Straight laced nearly 40 doctor Maggie is trying to cope with 2 children, a job and getting over her ex husband’s upcoming marriage.
Her best friends’ younger drifter brother is back from Australia to be there for his ill father. But Seb manages to wangle his way into their group Strictly evenings, and into Maggie’s family’s life.
They’re not right for each other, but will his new job help inspire him to become more stable, and will Maggie learn to let go a bit, while they end up dancing together for a local Strictly competition.
This is a nice easy read, with likeable characters, as you see them both blossom in their own way.
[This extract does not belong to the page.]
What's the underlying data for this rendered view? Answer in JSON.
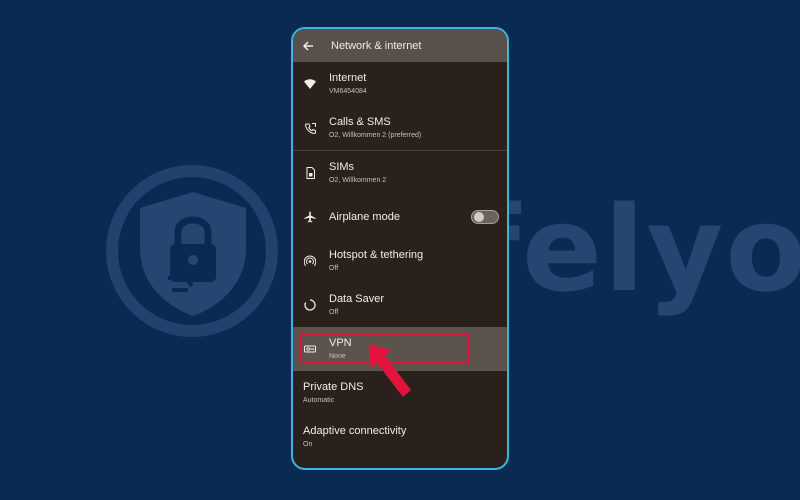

31 Dream Street by Lisa Jewell
Nosy Leah has pondered the strange mix of housemates who live in the house opposite for years, when she gets the chance to meet owner and landlord Toby, a reclusive awkward poet after she finds one of his renters lying in the street.
Toby has taken in waifs and strays over the years, to help them out, and get them on their feet. But now he wants to move on having had Leah’s positive outlook on life impact him. How can he improve his house, send his lodgers on their next steps, and make his life fuller. Can he believe that love is out there for him?
For Leah, her relationship is over, or is it. Is it time for her to move house, look for better, and find someone new.
I loved 31 Dream Street. If you’ve ever lived in a houseshare, you can probably relate to some of it. Quirky, lost people, thrown together. And an awakening for each of them in their own way, helped by someone else who also needs a change. Yes, there’s a few annoying characters and it’s frustrating how some can’t see how good they are to begin with, but it’s nice to see them emerge and grow into who they should be.
Every day in December by Kitty Wilson
I love a book about books, and this doesn’t disappoint with Belle’s obsession with the Bard and wanting to develop a teaching programme for children after losing her job. Rory’s back home needing to rebuild after a rough time he escaped from. They reconnect, and the story is about them getting over expectations, guilt, career plans, family worries, and linking up again.
It’s well written, and keeps you wondering whether they’ll be able to achieve what they want to and deserve. A lovely Christmas book to make you wish for them to end together
Witness by Caroline Mitchell
Rebecca’s living her life again with husband Sean, and their young daughter, after escaping domestic abuse. Her ex Solomon was put away for murdering her colleague due to Rebecca’s testimony. Years later, Rebecca receives a phone call and it’s Solomon who’s out and wants revenge for Rebecca’s part in his jailing.
Texts continue to arrive forcing Rebecca to witness and choose a victim of the various crimes. What can Rebecca do, and how can she keep her family safe and her secret which noone knows.
This is quite a terrifying book. The domestic abuse was obvious to those reading, and you wonder initially how Rebecca got out. Although I did guess the story early on in the book.
It’s interesting the way we read Rebecca’s backstory through her journal as the current story is being told. All the way through wondering how Rebecca is going to get through this, and survive her relationship and safety.
Time Out by Emma Murray
A book about the truth of motherhood told through the eyes of Saoirse, the expectations from the judgemental community mums in her London area, the loss of herself as anything other than a mother, and trying to navigate friendships with normal mums and her changing relationship with infuriating OCD sufferer husband David, as well as getting back into writing.
Her agent asks her to pitch a book on motherhood, but is Sairse capable, willing to write the truth, and come to admit it to herself too?
There were a lot of laughs in this book. Fun for mums or those not yet mums, but with serious undertones of continuing to believe in yourself.
What’s been your favourite read in the last month?